In der föderalen Praxis gebe es bisher keinen einzigen Fall, so Brink weiter, in dem sich die Aufsichtsbehörden in Deutschland nicht geeinigt und deswegen im EDSA enthalten hätten.
„Wir sind handlungsfähig“, versichert Brink. Die deutschen Aufsichtsbehörden lägen bei der Behandlung von gemeldeten Datenpannen innerhalb der EU weit vorne, bei der Behandlung aller Beschwerden im oberen Drittel. Die gegenwärtige Diskussion führe nicht zu einer Stärkung der Aufsicht, sondern zu ihrer Schwächung.
Abwarten und Tee trinken
Es bleibt also nur abzuwarten, was die WMK Ende Juni beschließt. Selbst ein positiver Beschluss würde jedoch nicht zwingend auch zu einer Umsetzung durch die Länder führen. Schließlich müsste eine solche Änderung der Struktur der Datenschutzaufsicht entweder durch eine Grundgesetzänderung ermöglicht werden (denn dort sind die Kompetenzen von Bund und Ländern geregelt) oder es müsste ein Staatsvertrag für eine zentralisierte Aufsicht her, den alle Länderparlamente absegnen müssen. Das Verfahren ist also sehr komplex und langwierig. Und es müsste auch vom Willen aller Beteiligten Akteure getragen werden, was zu bezweifeln ist.

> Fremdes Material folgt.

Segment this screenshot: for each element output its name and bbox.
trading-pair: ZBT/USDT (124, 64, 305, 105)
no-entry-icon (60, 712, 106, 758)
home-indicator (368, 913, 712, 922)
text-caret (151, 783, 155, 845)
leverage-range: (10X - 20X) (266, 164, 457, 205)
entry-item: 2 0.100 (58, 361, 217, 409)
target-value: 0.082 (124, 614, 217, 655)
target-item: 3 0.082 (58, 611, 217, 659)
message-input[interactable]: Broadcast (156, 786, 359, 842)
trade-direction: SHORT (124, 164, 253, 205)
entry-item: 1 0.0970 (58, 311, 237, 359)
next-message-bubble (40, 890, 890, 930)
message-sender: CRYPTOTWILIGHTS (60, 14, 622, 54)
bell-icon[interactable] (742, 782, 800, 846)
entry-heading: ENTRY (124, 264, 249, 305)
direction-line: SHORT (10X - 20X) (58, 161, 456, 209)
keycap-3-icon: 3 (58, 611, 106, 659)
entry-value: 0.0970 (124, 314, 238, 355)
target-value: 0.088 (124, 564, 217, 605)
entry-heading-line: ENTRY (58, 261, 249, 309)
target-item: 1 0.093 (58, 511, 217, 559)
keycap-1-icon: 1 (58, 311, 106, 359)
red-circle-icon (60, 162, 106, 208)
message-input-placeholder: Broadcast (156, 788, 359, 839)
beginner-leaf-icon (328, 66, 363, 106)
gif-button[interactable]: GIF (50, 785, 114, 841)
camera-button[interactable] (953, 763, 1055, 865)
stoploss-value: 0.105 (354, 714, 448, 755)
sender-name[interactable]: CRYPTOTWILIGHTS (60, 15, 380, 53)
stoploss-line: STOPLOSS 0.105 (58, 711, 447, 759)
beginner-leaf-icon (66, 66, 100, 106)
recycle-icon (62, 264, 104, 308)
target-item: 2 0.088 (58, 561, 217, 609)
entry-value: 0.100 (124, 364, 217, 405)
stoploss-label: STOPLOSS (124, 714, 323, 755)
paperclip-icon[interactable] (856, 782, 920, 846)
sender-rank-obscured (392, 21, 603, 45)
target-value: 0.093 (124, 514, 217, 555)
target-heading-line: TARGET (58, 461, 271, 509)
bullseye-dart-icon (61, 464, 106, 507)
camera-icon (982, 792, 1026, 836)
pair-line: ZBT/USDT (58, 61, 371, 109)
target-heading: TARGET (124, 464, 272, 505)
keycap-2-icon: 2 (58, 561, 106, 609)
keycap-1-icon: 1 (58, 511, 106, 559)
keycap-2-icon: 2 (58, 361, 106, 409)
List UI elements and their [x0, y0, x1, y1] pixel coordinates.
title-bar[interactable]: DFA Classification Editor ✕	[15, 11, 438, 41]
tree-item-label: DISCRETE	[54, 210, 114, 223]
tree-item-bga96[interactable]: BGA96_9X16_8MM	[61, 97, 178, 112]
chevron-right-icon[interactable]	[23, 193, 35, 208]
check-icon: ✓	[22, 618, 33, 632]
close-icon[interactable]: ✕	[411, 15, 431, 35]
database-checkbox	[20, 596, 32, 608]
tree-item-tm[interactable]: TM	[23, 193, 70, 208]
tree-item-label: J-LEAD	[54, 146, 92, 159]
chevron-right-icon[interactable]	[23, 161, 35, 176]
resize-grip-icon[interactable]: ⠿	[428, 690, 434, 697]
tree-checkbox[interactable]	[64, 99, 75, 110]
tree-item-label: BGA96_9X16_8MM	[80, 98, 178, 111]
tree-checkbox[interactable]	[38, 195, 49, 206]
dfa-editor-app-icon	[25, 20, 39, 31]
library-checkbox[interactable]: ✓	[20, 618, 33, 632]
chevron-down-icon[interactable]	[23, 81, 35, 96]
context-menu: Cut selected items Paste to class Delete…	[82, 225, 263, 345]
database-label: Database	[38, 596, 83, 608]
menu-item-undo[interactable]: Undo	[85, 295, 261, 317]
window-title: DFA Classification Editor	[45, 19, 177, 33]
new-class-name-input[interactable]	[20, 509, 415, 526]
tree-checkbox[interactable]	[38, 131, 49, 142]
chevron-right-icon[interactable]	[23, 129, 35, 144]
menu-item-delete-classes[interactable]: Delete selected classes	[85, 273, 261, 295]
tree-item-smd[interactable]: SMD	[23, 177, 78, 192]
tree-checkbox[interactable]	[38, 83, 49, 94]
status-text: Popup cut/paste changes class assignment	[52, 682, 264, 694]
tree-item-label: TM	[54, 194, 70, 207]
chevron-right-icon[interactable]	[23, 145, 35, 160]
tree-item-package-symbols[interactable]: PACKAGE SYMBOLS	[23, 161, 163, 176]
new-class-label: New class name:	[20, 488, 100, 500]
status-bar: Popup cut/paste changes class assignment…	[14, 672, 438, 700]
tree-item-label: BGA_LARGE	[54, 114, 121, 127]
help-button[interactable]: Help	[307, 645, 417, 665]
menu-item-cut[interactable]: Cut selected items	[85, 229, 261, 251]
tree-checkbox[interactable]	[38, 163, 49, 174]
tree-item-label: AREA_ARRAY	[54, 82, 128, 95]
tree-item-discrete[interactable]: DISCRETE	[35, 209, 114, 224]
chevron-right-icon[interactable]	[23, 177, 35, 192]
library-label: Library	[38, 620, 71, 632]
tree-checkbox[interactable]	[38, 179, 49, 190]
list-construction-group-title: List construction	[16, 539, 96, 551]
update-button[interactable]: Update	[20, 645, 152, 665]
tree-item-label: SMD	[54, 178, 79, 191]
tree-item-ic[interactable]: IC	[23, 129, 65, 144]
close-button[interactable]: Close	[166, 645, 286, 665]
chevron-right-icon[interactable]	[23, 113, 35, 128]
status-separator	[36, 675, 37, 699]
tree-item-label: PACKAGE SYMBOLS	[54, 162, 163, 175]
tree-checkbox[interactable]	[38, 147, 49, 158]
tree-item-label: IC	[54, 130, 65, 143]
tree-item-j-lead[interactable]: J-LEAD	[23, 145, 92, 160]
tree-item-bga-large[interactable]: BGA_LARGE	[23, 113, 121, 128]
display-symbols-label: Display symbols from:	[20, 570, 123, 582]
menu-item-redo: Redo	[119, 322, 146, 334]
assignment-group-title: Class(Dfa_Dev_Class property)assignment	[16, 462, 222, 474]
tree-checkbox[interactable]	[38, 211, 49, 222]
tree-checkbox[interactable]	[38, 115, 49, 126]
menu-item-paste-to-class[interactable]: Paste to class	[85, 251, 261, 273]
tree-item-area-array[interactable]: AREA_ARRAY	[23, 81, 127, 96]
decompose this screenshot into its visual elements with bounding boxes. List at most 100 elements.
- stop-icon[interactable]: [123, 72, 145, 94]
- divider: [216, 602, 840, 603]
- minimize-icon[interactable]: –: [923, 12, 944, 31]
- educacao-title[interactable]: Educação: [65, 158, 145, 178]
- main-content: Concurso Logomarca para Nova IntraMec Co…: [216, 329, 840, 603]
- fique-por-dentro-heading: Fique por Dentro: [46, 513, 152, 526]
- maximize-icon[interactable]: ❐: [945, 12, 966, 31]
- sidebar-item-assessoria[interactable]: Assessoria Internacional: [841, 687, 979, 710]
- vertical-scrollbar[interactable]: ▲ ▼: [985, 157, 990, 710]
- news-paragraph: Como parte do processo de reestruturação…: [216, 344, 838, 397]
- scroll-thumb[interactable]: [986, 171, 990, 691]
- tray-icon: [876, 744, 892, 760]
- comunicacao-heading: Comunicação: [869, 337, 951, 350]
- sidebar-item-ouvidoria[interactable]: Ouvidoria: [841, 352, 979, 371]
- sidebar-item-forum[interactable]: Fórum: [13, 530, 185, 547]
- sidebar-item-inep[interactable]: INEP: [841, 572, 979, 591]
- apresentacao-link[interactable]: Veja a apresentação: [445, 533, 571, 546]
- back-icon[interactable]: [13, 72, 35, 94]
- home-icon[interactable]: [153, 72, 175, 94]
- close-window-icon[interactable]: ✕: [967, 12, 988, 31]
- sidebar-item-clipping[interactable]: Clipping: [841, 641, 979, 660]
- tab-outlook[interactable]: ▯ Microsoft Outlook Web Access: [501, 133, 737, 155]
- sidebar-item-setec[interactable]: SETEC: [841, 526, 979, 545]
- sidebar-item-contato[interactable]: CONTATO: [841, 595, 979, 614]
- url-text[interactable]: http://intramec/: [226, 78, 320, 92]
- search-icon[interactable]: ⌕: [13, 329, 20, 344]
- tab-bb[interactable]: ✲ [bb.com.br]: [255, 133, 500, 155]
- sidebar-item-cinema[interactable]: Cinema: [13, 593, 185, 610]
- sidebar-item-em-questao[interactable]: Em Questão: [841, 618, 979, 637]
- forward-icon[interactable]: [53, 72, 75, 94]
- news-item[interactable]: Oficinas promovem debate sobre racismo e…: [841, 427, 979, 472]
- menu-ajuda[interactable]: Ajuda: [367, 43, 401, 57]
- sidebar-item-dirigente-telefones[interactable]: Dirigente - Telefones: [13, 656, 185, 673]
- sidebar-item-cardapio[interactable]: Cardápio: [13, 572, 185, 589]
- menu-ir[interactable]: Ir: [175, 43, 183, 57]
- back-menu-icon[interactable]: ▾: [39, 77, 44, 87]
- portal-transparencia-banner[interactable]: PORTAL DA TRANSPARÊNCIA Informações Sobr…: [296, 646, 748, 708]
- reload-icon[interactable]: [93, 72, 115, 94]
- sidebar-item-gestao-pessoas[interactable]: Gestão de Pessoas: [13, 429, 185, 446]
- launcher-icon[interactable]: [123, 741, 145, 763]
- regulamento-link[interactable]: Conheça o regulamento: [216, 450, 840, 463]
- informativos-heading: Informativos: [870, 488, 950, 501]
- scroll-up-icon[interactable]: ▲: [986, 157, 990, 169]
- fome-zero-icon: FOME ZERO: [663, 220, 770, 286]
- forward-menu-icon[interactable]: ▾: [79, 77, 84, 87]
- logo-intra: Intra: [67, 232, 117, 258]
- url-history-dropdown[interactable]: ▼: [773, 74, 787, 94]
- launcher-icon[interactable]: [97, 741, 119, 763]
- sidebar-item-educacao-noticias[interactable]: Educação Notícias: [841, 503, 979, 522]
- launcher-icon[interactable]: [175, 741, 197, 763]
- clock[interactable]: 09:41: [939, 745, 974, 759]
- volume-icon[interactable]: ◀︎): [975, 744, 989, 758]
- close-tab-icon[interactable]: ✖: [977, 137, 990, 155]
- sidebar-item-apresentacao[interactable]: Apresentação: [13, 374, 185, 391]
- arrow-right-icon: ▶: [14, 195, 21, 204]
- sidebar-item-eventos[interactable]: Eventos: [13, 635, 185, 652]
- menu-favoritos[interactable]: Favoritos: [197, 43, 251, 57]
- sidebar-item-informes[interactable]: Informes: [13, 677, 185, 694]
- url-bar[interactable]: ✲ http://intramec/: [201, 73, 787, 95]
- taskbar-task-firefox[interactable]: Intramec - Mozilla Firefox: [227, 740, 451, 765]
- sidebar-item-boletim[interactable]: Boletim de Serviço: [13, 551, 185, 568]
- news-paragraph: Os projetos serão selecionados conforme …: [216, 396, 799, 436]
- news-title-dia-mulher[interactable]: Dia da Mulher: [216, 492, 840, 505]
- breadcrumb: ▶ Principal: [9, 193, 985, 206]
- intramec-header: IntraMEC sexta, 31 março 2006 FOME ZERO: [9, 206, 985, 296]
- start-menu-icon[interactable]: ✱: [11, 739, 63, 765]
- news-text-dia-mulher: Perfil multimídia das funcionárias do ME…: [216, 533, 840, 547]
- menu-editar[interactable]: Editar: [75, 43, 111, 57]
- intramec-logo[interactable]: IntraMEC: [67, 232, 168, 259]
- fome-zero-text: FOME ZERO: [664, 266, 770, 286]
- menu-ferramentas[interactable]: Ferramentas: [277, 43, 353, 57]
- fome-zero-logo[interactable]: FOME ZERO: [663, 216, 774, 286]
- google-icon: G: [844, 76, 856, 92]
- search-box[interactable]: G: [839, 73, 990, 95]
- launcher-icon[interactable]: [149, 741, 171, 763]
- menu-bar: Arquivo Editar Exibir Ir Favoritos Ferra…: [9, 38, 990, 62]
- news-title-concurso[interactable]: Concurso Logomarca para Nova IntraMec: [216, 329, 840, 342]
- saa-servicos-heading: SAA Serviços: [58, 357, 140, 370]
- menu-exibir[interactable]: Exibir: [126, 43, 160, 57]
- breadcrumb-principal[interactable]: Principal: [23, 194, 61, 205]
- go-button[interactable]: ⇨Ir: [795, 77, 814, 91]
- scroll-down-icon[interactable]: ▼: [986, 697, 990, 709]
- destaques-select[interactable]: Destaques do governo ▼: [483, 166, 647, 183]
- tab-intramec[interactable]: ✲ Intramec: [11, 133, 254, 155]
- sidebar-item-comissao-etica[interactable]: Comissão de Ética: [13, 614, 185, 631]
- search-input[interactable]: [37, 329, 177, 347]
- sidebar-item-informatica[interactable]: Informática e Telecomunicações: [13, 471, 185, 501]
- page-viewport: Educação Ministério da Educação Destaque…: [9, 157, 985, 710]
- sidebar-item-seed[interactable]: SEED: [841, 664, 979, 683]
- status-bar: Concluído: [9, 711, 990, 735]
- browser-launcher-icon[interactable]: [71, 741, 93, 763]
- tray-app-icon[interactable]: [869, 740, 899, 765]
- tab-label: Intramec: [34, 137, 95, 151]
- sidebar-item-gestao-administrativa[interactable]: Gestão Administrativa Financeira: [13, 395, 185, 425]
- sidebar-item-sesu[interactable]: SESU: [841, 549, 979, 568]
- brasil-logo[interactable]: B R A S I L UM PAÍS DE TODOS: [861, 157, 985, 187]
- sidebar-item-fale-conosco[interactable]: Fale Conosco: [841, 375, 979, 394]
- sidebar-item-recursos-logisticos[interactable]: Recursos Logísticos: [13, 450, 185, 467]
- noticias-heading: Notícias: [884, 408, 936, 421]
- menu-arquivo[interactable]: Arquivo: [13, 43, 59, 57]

Trotz der Unterschiede in der Behandlung bestimmter Fragen ist die föderale Struktur der Datenschutzaufsicht meines Erachtens kein gravierendes Problem. Gerade diese Struktur fördert sogar den gegenseitigen Austausch, den Wettbewerb der “besten Ideen” und damit letztlich auch das Niveau der datenschutzrechtlichen Kompetenz.